The trend has traditionally been for young ambitious Iranians such as Monfared to leave Iran for opportunities in the US or Europe, especially during the decades that Iran's status as an international pariah state crippled the country's economy. But the success of the nuclear deal with the US and European powers has turned this on its head. Now young Iranians like Monfared are looking to Iran and wondering if it is time to head home.

"When I decided to leave Iran it was not clear where the nuclear talks would end up and there were many difficulties," she said. "If the nuclear deal had been reached last year, I might have stayed in Iran. I had a good life there and I was happy. But ever since I have come here, I am just counting the days to return to Iran."

Monfared plans to return to Iran as soon as she finishes her Ph.D. She thinks that the impact of the nuclear deal will be economic as well as political, with new ministers coming into government and a renewed focus on education – one of the things that attracted her to the US in the first place. She may even go back to playing tennis.

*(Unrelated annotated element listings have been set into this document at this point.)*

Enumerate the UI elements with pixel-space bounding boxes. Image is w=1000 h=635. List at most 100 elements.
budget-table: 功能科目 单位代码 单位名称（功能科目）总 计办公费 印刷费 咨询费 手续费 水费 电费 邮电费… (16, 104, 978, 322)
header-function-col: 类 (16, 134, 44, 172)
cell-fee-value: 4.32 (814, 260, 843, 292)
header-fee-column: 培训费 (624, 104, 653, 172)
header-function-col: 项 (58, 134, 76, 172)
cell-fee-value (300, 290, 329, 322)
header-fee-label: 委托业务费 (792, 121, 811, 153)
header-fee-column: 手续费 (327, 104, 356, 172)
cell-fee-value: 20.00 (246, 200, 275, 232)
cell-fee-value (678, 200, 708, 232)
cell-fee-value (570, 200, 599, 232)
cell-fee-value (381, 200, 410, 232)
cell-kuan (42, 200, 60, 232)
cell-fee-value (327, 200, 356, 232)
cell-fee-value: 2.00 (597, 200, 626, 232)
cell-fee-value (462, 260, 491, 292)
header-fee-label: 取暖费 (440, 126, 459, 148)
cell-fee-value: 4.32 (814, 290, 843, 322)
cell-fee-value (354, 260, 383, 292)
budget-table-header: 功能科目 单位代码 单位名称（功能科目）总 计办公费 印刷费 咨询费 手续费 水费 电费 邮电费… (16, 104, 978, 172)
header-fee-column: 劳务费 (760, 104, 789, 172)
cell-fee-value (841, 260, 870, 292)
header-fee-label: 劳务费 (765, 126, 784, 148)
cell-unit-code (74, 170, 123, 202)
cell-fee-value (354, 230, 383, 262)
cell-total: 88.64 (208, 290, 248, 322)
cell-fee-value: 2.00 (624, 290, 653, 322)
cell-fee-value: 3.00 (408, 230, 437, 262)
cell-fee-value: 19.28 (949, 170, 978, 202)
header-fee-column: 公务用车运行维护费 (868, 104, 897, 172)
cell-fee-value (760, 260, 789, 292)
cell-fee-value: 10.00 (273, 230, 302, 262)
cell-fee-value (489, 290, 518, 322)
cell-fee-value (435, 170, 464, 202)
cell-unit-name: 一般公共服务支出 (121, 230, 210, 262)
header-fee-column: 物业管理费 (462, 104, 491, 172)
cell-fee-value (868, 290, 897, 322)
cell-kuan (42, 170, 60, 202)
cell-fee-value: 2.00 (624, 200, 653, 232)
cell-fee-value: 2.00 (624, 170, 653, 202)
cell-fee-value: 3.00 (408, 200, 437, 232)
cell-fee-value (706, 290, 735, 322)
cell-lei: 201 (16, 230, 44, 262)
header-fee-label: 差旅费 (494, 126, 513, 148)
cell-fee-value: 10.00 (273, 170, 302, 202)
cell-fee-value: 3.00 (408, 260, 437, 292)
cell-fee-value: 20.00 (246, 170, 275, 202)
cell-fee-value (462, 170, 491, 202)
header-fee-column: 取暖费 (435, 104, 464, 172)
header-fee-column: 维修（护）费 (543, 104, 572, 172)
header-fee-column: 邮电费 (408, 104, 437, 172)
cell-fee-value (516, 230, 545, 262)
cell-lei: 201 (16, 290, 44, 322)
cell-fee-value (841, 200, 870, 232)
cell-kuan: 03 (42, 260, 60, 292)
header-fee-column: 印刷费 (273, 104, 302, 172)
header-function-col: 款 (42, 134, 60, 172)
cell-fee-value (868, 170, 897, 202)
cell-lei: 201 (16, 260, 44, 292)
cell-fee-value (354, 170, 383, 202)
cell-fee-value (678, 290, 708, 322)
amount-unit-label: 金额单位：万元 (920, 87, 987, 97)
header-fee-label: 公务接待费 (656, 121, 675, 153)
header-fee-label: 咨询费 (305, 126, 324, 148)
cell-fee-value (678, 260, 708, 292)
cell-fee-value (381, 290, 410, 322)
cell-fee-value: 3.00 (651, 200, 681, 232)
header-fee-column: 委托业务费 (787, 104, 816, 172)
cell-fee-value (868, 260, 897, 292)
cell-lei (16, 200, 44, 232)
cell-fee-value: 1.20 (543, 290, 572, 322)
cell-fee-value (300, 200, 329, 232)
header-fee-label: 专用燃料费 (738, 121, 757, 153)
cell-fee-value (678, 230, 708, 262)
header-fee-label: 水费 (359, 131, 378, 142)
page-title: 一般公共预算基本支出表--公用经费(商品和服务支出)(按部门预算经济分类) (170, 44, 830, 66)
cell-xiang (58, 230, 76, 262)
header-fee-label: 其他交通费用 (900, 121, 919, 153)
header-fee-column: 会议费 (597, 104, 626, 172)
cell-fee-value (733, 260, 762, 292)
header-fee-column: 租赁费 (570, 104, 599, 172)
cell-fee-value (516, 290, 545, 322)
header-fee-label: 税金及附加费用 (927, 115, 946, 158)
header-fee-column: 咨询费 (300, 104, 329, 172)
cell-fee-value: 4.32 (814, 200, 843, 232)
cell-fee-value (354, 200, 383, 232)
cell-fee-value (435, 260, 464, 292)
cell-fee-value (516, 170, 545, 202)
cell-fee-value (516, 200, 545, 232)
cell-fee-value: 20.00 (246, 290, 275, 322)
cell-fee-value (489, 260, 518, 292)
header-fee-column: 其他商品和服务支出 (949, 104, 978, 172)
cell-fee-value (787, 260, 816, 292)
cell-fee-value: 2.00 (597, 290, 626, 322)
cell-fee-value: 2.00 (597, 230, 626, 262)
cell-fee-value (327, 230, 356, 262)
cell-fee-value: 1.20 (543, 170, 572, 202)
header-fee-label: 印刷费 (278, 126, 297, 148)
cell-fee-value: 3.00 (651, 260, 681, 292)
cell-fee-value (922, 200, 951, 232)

"The reason why I migrated was to live in a country where I could get respect and recognition that I deserved for the efforts I put into both sport and work. Now hopefully I can see the new government and try to make things better. If everything goes on like this, I will go back to Iran," she said.

Unlike Monfared, Soheil Salim Zade, 24, never left Iran, but the political changes of recent months has convinced him that was the right decision. He is a prominent composer and musician and has worked with famous conductors and composers in both Iran and Azerbaijan. He has a solid fan base in the country and is happy in Iran.

But it was not always that way. At high school, he tried to win medals for scientific research because he, like many of his fellow students, saw scholarships to foreign universities as a way out of Iran.

"My friends used to talk a lot about migration and all they had in mind from winning medals was to get admissions from universities abroad," he said. "I wasn't sure if moving abroad was a way to find happiness. But when things didn't go well in the country, I became more serious about my decision and I started to spend days to search for living conditions in foreign countries and I even had a place in mind.

"But finally I reconsidered my decision. Iran is now on the right track of progress and I feel that I can have a role in this process. If all of us migrated and left this country then we would have to bring people from space to make this country a place to live. I like to stay here and try to solve problems."

Ali Amir Zadeh, the manager of a company in Tehran that helps Iranians migrate, confirmed that the election of Iranian president Hassan Rouhani had indeed seen a reversal in migration from Iran. He observed that even in the first month of Rouhani's government, there was a significant fall in the number of people approaching his office for help to leave Iran. This is only expected to continue in the wake of the nuclear deal.

Iran
Iranians shop at the main bazaar in TehranAFP PHOTO/ATTA KENARE

"The number of those migrating for financial reasons has decreased. There was always a large amount of motivation for migration among Iranians who seek asylum in other countries, but the number of these people has decreased also due to stricter regulations from the EU, Australia and the US," he said.

"But we have seen an increasing number of people withdrawing their applications to migrate because they find Iran a better place for living. This is particularly the case for doctors, dentists, investors, social science graduates." Zadeh said a significant number of students still opted to study overseas.

Not everyone is as optimistic. When IBTimes UK visited Tehran airport, the departure hall was full of young Iranians lugging suitcases around as they waited for flights to Europe, the US and elsewhere. Sohrab Akbari, 27, moved to Germany after four years of trying to make a living in Iran following his graduation as a mechanic. He said that despite the changes in recent months, he had no intention of returning.

"Now hopefully my country is experiencing a rational government but it takes time for the damage to be fixed and for the industry and economy to come alive," he said. "It was hard for me to leave Iran, I had to leave everything behind, but as soon as I first arrived in Germany I realized how different it was to Iran.

"My country has badly suffered in recent years. The habits of lying and hypocrisy have increased and people have lost their dignity and values because of economic mismanagement and pressures of sanctions. I don't want to spend my life in Iran even though my financial situation would probably be good. Unless the culture is not fixed, I think I'd rather live in other country and live a happy and hopeful life."